Улыбка растаяла, шутки – в сторону.
Мальдини приставил ладошку ребром к бровям, чтобы защитить от солнца глаза. – Великое посягательство? – сухо, с неприязнью переспросил и, резко убрав руку от глаз, ответил. – Да, вы правы, барокко возбуждалось романтическими мечтами об образном подчинении бескрайних просторов, благо в хаотичном Риме было слишком много пустот, огородов, но мы простора для вычурных нелепостей не могли, а если бы и могли, то не пожелали б предоставлять, мы, – топнул ножкой, – неподвластным времени духом и строем цветочного города своего не подпускали к себе барокко; уверен, в вестибюльчике Лауренцианской библиотеки, у филигранного крохотного чуда Микеланджело в памяти у вас всплыла Испанская лестница! Ну не нелепость ли? Согласитесь – ступенчатая нелепость, растёкшаяся по склону. И скажите – все-все римляне одновременно, собирались спускаться-подниматься по ней? Или для ублажения каких-то великанов сооружались огромные искривлённые марши, бесформенные измятые парапеты? Сарказмы Мальдини не помешали ему сохранить серьёзность. – Не все, конечно, не все флорентийцы переродились в Риме, не все, Микеланджело, захваченный грандиозными – по внутренней силе и напряжению, не по своему размеру – римскими замыслами, оставался самим собой, он и после Давида украсил изумительными, не сравнимыми ни с чем подношениями Флоренцию: вестибюльной лестницей, двумя надгробиями Медичи.

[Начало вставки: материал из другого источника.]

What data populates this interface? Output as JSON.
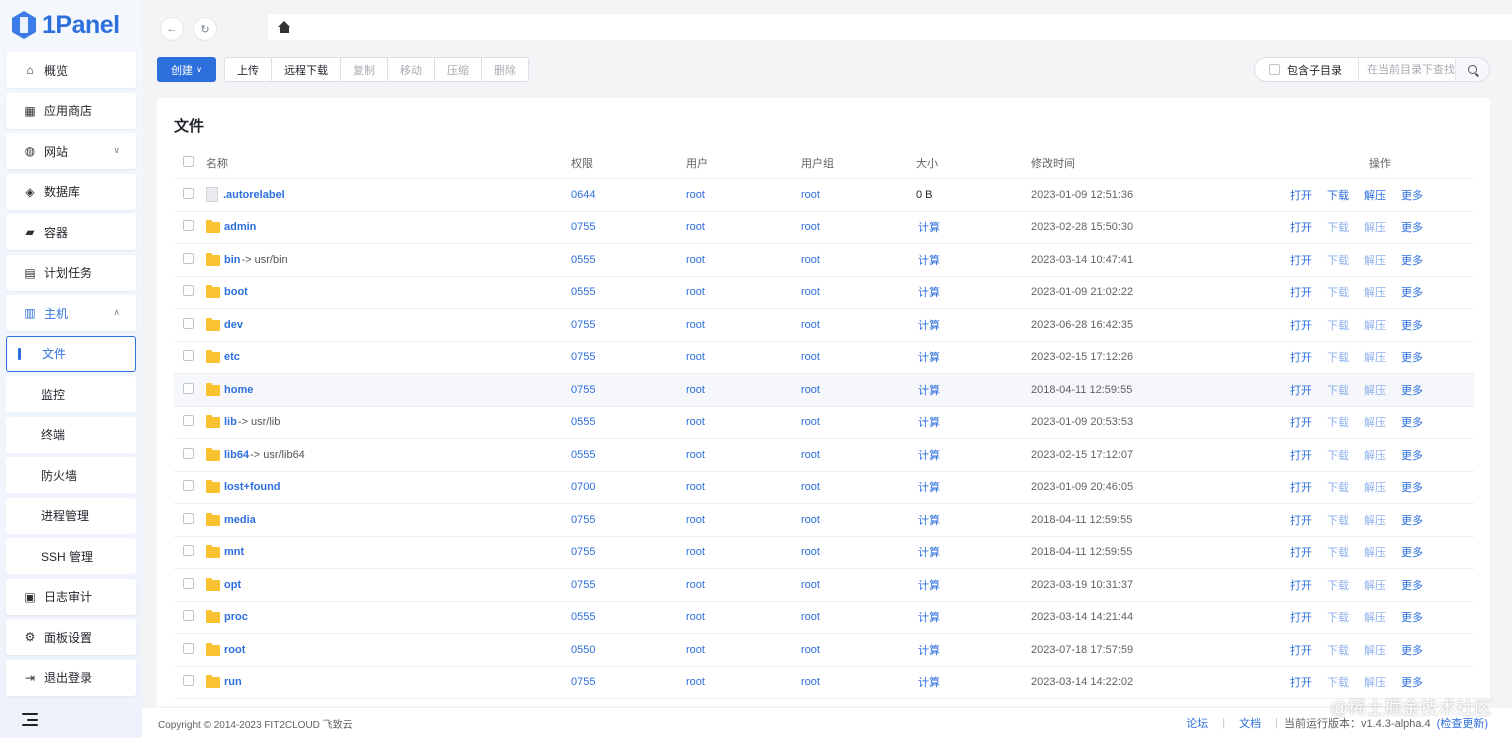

– Это же барочные подношения! Микеланджело действительно не изменил себе, пустился в вольности, претившие флорентийским вкусам, вспомните маски сатиров с приоткрытыми ртами, маски сатиров на капителях в капелле скорби.
– Они, вольные подношения нашего гения, – в интерьерах, исключительно в интерьерах, как редчайшие музейные экспонаты, хоть под стекло бери. Амманати, наш прозорливый и чуткий Бартоломео Амманати, когда Микеланджело показал ему глиняную модель вестибюльной лестницы, сравнил её, ещё не затвердевшую, с драгоценностью.
– Зато до Вазари никак не доходила пластическая идея лестницы, Микеланджело, не пряча издёвки, писал ему про взаимно смещённые овальные ящики.